When the first batch is done, slide the baked-cookie-laden parchment paper off the cookie sheet and onto a table or countertop. Slide the raw-cookie-dough-laden parchment sheet onto the cookie sheet and pop it into the oven. [Marion found this excellent tip somewhere. It's not only easier than transfering still soft cookies from a hot cookie sheet and safer than trying to flatten cookie dough balls on said hot sheet—if the raw cookies sit on the hot sheet for too long before going into the oven, they tend to spread out too much, literally melting.]
While cookies are still warm, press indentations into the tops. One suggestion was the rounded end of a wooden spoon. Sticking with the thumbprint tradition, I used gingerly touches with various digits so my thumbs didn’t take all the heat. It gave me better control over the shape of the dents [a little full disclosure here, it also gave me one or two temporarily tender fingertips—I can hear professional line cooks groaning and cursing now]. Spoon a half-teaspoon or so of warmed jam into each cookie. Let cookies cool slightly, then transfer to plates.
Choosing, warming jam. Here’s where the store brand you usually rely on [or I do, anyway] is maybe not the best choice. The traditional flavors for these cookies tend to be raspberry and apricot—nice colors and a pleasing tartness. I’ve also heard blackberry mentioned, which would also be delicious, I think. For the raspberry, we chose a seedless preserve; if you have a seeded version, press it through a sieve with the back of a spoon to remove the seeds. We always have apricot jam in the house, but when we were looking for a nicer version, peach preserves made by American Spoon in Petoskey, Michigan, caught our eye. With either apricot or peach preserves, mash bigger chunks of fruit with the tines of a fork in a small bowl.

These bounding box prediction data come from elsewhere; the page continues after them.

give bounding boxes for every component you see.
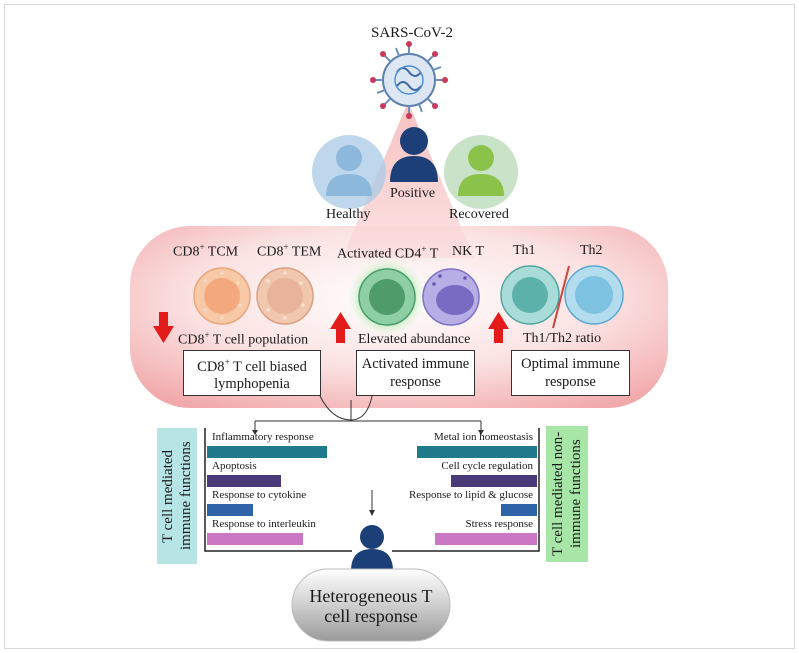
cd8-population-label: CD8+ T cell population: [178, 330, 309, 348]
down-arrow-icon: [153, 312, 174, 343]
non-immune-bar: [451, 475, 537, 487]
immune-axis: [204, 428, 352, 552]
non-immune-axis: [392, 428, 540, 552]
th2-label: Th2: [580, 243, 603, 258]
immune-bar-label: Inflammatory response: [212, 431, 314, 443]
ratio-slash: [552, 265, 570, 329]
non-immune-bar: [435, 533, 537, 545]
nk-t-cell-icon: [422, 268, 480, 326]
non-immune-bar-label: Response to lipid & glucose: [408, 489, 533, 501]
th1-cell-icon: [500, 265, 560, 325]
non-immune-bar-label: Metal ion homeostasis: [434, 431, 533, 443]
activated-response-box: Activated immune response: [356, 350, 475, 396]
non-immune-bar-label: Stress response: [465, 518, 533, 530]
cd8-tcm-cell-icon: [193, 267, 251, 325]
patient-icon: [351, 525, 393, 571]
elevated-abundance-label: Elevated abundance: [358, 332, 471, 347]
immune-bar-label: Apoptosis: [212, 460, 257, 472]
immune-bar-label: Response to interleukin: [212, 518, 316, 530]
virus-label: SARS-CoV-2: [371, 25, 453, 41]
cd8-tcm-label: CD8+ TCM: [173, 242, 239, 260]
nk-t-label: NK T: [452, 244, 485, 259]
cd8-tem-label: CD8+ TEM: [257, 242, 322, 260]
positive-person-icon: [390, 127, 438, 182]
immune-functions-label: T cell mediated immune functions: [157, 428, 197, 564]
result-box: [291, 568, 451, 642]
up-arrow-icon: [330, 312, 351, 343]
up-arrow-icon: [488, 312, 509, 343]
non-immune-bar: [501, 504, 537, 516]
merge-connector: [319, 381, 375, 421]
cd8-tem-cell-icon: [256, 267, 314, 325]
th1-label: Th1: [513, 243, 536, 258]
immune-bar: [207, 533, 303, 545]
lymphopenia-box: CD8+ T cell biased lymphopenia: [183, 350, 321, 396]
th2-cell-icon: [564, 265, 624, 325]
figure-frame: [4, 4, 795, 649]
virus-icon: [370, 41, 448, 119]
recovered-label: Recovered: [449, 207, 509, 222]
positive-label: Positive: [390, 186, 436, 201]
optimal-response-box: Optimal immune response: [511, 350, 630, 396]
immune-bar-label: Response to cytokine: [212, 489, 307, 501]
immune-bar: [207, 446, 327, 458]
result-label: Heterogeneous T cell response: [309, 586, 433, 626]
healthy-label: Healthy: [326, 207, 371, 222]
non-immune-functions-label: T cell mediated non-immune functions: [546, 426, 588, 562]
immune-bar: [207, 504, 253, 516]
activated-cd4-label: Activated CD4+ T: [337, 244, 439, 262]
recovered-person-icon: [444, 135, 518, 209]
th-ratio-label: Th1/Th2 ratio: [523, 331, 602, 346]
non-immune-bar-label: Cell cycle regulation: [441, 460, 533, 472]
immune-bar: [207, 475, 281, 487]
healthy-person-icon: [312, 135, 386, 209]
non-immune-bar: [417, 446, 537, 458]
activated-cd4-cell-icon: [358, 268, 416, 326]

Go easy on the warming. Most recipes call for adding the preserves before baking the cookies. Adding it after they’re baked creates a shinier, more professional finish [as I learned from the excellent The Art and Soul of Baking, by Sur La Table and Cindy Mushet]. Warming preserves makes them easier to work with, but you have to be careful. The Sur La Table book recommended microwaving some in a bowl briefly. That worked fine for the peach preserves, but the raspberry preserves turned to syrup [happily, they rethickened as they cooled]. Ultimately, I found that setting small bowls of preserves near my oven’s exhaust vent on the stovetop did a great job.
Storing the goods. These cookies will keep for several days in an airtight container. But don’t stack them, store them in a single layer; the jam centers will stick to the undersides of other cookies and won’t be as company-ready pretty.